Has it been about forty minutes since I ran out of the walls?
Currently my ranking is probably about twenty. I'm about to plug it into the second circle. Some are trying to walk back to the castle gate. 'I'm here to learn swordsmanship, I'm not here to run!' She said.
There were strange guys around the northwest corner.
"Wow, Bowes, do you want me to go home like this or onenne?
"You should go home."
"The archery of swordsmanship is harsh."
Even though the morning threesome seemed relatively gentle, these threesomes are a total dick. Why are these guys trying to get into infinity?
It wouldn't make sense if I left.
Because of this, let's experiment.
"Heavy Pressure"
"Paralysis."
"Microvenom."
The guy using heavy pressure is snagging to the ground like a frog hit by a car.
The guy who used paralysis is eating poisonous mushrooms and shuddering like he's paralyzed.
The guy who used the micropoison is nodding and gay spitting on the spot.
Turns out it's highly effective magic for easy purposes. Because it is easy to use even when wearing a collar.
Well, there's not a whole circle left. Let's do our best. How many are there before? Looks like these three are making fun of each other.
We missed them both by the time we passed the south castle gate. Some entered through the south castle gate. Shortcut or give up and go home? Half the way around, I'm getting pretty tired, but I'm not giving up!
There...
"Mr. Curse! We finally caught up!
"Oh, Mr. Steed! I thought you went first because you weren't here. Serge, what about you?
"A little later, I guess. Some of you slept along the way, didn't you? It's so swallowing to sleep outside the walls.
Um, my ear hurts for some reason. Steed, aren't you Boomerang, too?
"Haha, maybe you want to sleep. Come on, half a circle left, you can't beat it, can you?
This is how Me and Steed started your ride. The rest have roughly no five kilos. It doesn't take long enough for a fast one. It will take me more than twenty minutes to run at all costs. But if it's a short distance, Steed, if I lose to you, if it's this distance, I lose!
In the end, it was the thirteenth I was back at the dojo, and you, Steed, the fifteenth. Apparently the first five have already entered the dojo. What kind of archery are you doing!?

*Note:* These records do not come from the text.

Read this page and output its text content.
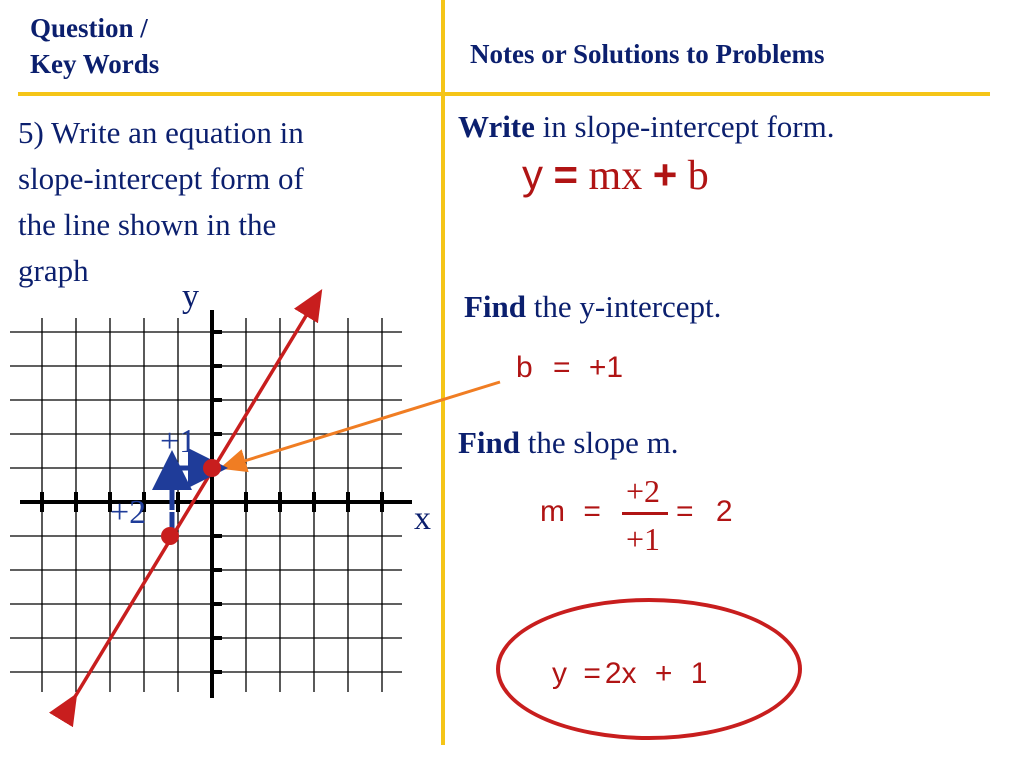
Question /
Key Words	Notes or Solutions to Problems
5) Write an equation in
slope-intercept form of
the line shown in the
graph
Write in slope-intercept form.
y = mx + b
Find the y-intercept.
b = +1
Find the slope m.
m =
+2
+1
= 2
y = 2x + 1
y
x
+1
+2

Then thirty minutes, roughly forty people gathered in the garden. Serge, you were the twentieth.
That's a lot of shepherds.
"Whoa, whoa. Much less. Now, next time, just avoid it because the eagle throws this ball. Whoever hits you will be asked to circle outside the walls.
Looks like it's gonna be hard next time. Thinking about that...
"You're kidding me! I'm here to learn my sword! I didn't come here to run!
"Yes, they do! Teach me the sword!
"Are you really this strong in the first place?
"You're in good shape because you have a sword ghost, right?
"Let's do this together! Then this dojo is ours!
"Ooh! Let's do this jizzy!
Did you run too far and go crazy? If you don't like it, you can go home...
"What do you guys want an audition over there? I don't have a choice. I started with a warm archery. Look, I don't mind. Call as many people as you want.
Well, this is the time. Let's sneak up on me and get mixed up.
"I'll mix. Steed, do you want to go too?
"What? Are you okay? Isn't that rude?
"I'm not being rude. Dr. Ackerman seems to love that, doesn't he? But if we go decent, we don't have a chance of winning, so let's sneak out the back.
As expected, the fools who took the initiative to challenge Dr. Ackerman have been defeated one after the other. Looks like most of them are just looking. That's normal, isn't it?
Throw a tiger thoroughfare from behind at the time the teacher hit the face of the last one! Steed, you are approaching your teacher.
I am going all the way to my teacher. It's a foot tackle.
The teacher flushed Tiger Toru towards you Steed with no eating face. Steed, you knock it off with your own wooden sword, too. That's no good.
Tiger Toru fell to the ground, but the wooden sword also broke pockets. That's what happens if you don't flush it out like a teacher.
In the meantime, can the teacher's legs currently go!?
Sudden impact, stars flying in front of you...
And I fell... my face hurts...
"Mr. Curse!
"This isn't the time to worry about people, is it?
Steed, you've been hit somewhere and you're falling in. I knew it... I wouldn't punish you either.
"Well, is this it all over? Curse is thoughtful, too. Can't you be a little more alert? You keep your face so low, you're gonna get kicked easy, okay?
Right, did I get my knee on my face... it just didn't hit my nose. Better, no. Did you get it reduced? Right, it's an amateur tackle...... it was sweet. Were I one of the fools?
Thus this was a day that kept me running even. That's endless.